A correct rasterization yields an array of out_shape whose unique values are exactly the stand_id set plus the fill value, with non-background pixels covering the union of the polygons. A correct sampling pass yields one finite value per plot, with NaN only where a centroid falls on nodata. Assert these invariants before trusting downstream metrics:

# Grid topology matches the source raster exactly
assert stand_grid.shape == out_shape
assert set(np.unique(stand_grid)) <= set(plots_gdf["stand_id"]).union({0})
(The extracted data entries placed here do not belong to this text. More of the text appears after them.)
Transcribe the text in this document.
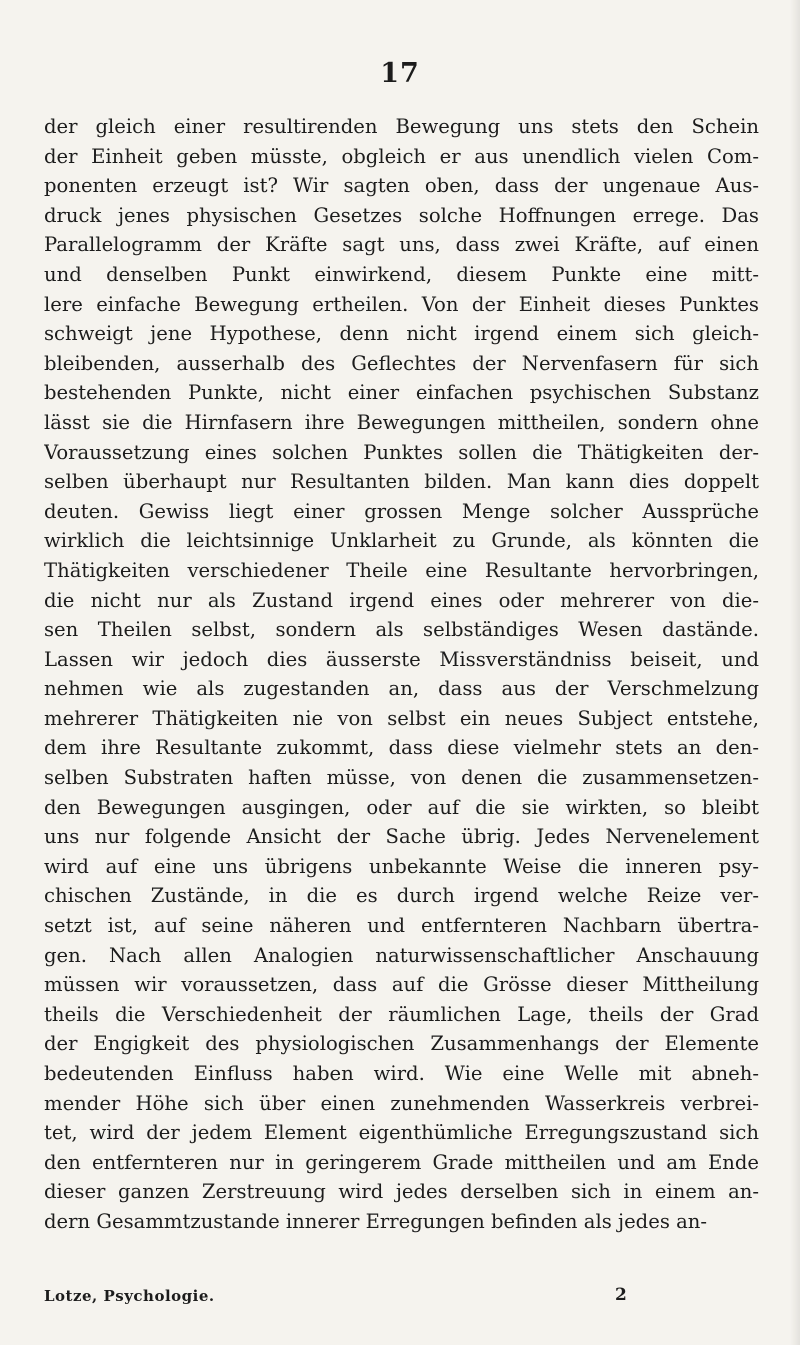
17
der gleich einer resultirenden Bewegung uns stets den Schein
der Einheit geben müsste, obgleich er aus unendlich vielen Com-
ponenten erzeugt ist? Wir sagten oben, dass der ungenaue Aus-
druck jenes physischen Gesetzes solche Hoffnungen errege. Das
Parallelogramm der Kräfte sagt uns, dass zwei Kräfte, auf einen
und denselben Punkt einwirkend, diesem Punkte eine mitt-
lere einfache Bewegung ertheilen. Von der Einheit dieses Punktes
schweigt jene Hypothese, denn nicht irgend einem sich gleich-
bleibenden, ausserhalb des Geflechtes der Nervenfasern für sich
bestehenden Punkte, nicht einer einfachen psychischen Substanz
lässt sie die Hirnfasern ihre Bewegungen mittheilen, sondern ohne
Voraussetzung eines solchen Punktes sollen die Thätigkeiten der-
selben überhaupt nur Resultanten bilden. Man kann dies doppelt
deuten. Gewiss liegt einer grossen Menge solcher Aussprüche
wirklich die leichtsinnige Unklarheit zu Grunde, als könnten die
Thätigkeiten verschiedener Theile eine Resultante hervorbringen,
die nicht nur als Zustand irgend eines oder mehrerer von die-
sen Theilen selbst, sondern als selbständiges Wesen dastände.
Lassen wir jedoch dies äusserste Missverständniss beiseit, und
nehmen wie als zugestanden an, dass aus der Verschmelzung
mehrerer Thätigkeiten nie von selbst ein neues Subject entstehe,
dem ihre Resultante zukommt, dass diese vielmehr stets an den-
selben Substraten haften müsse, von denen die zusammensetzen-
den Bewegungen ausgingen, oder auf die sie wirkten, so bleibt
uns nur folgende Ansicht der Sache übrig. Jedes Nervenelement
wird auf eine uns übrigens unbekannte Weise die inneren psy-
chischen Zustände, in die es durch irgend welche Reize ver-
setzt ist, auf seine näheren und entfernteren Nachbarn übertra-
gen. Nach allen Analogien naturwissenschaftlicher Anschauung
müssen wir voraussetzen, dass auf die Grösse dieser Mittheilung
theils die Verschiedenheit der räumlichen Lage, theils der Grad
der Engigkeit des physiologischen Zusammenhangs der Elemente
bedeutenden Einfluss haben wird. Wie eine Welle mit abneh-
mender Höhe sich über einen zunehmenden Wasserkreis verbrei-
tet, wird der jedem Element eigenthümliche Erregungszustand sich
den entfernteren nur in geringerem Grade mittheilen und am Ende
dieser ganzen Zerstreuung wird jedes derselben sich in einem an-
dern Gesammtzustande innerer Erregungen befinden als jedes an-
Lotze, Psychologie.	2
# Burned area is plausible (non-empty, not the whole scene)
burned = np.count_nonzero(stand_grid != 0)
assert 0 < burned < stand_grid.size

# Every plot received a value; flag suspicious nodata hits
n_nan = plots_enriched["canopy_ht_m"].isna().sum()
print(f"{n_nan} of {len(plots_enriched)} plots sampled nodata")
assert plots_enriched["canopy_ht_m"].dropna().between(0, 80).all()  # m

For a visual check, write stand_grid to a GeoTIFF with the source profile and overlay it on the original raster in QGIS — the burned polygons must register pixel-for-pixel with the underlying surface. The 0–80 m bound on canopy height is a sanity gate; tighten it to your forest type to catch unit errors (feet vs. metres) early.

How all_touched changes which pixels a polygon burns Two identical raster grids with the same stand polygon and a thin riparian corridor overlaid. With all_touched=False only pixels whose centre falls inside the polygon are burned, and the narrow corridor drops out entirely. With all_touched=True every pixel the polygon intersects is burned, so the thin corridor survives. all_touched=False burns pixels whose centre is inside all_touched=True burns every intersected pixel Thin riparian strip lost Thin riparian strip preserved Shaded cells are burned; the inner line traces the narrow corridor only one pixel wide.

Common Pitfalls

  • CRS mismatch read as empty output. When the vector and raster disagree on projection, sampling returns nodata for every centroid and rasterization burns nothing — verify gdf.total_bounds overlaps src.bounds before blaming the data.
  • ValueError: shapes not aligned. The out_shape you passed does not match the affine transform. Always read both src.shape and src.transform from the same opened raster and pass them together.
  • Silent dtype truncation. Rasterizing a float32 vegetation index into the default int32 floor every value to an integer with no warning. Set dtype explicitly to match the source band.
  • Nodata counted as a real value. sample_gen returns the raster’s raw nodata sentinel (often -9999 or 0); compare each sample against src.nodata and convert to np.nan so means and percentiles are not poisoned.

When integrating these outputs into conservation policy mapping, confirm the merged dataset preserves original measurement units and topological integrity, so downstream work — such as the canopy and biomass metrics built on Raster-Vector Overlay Techniques — stays audit-ready.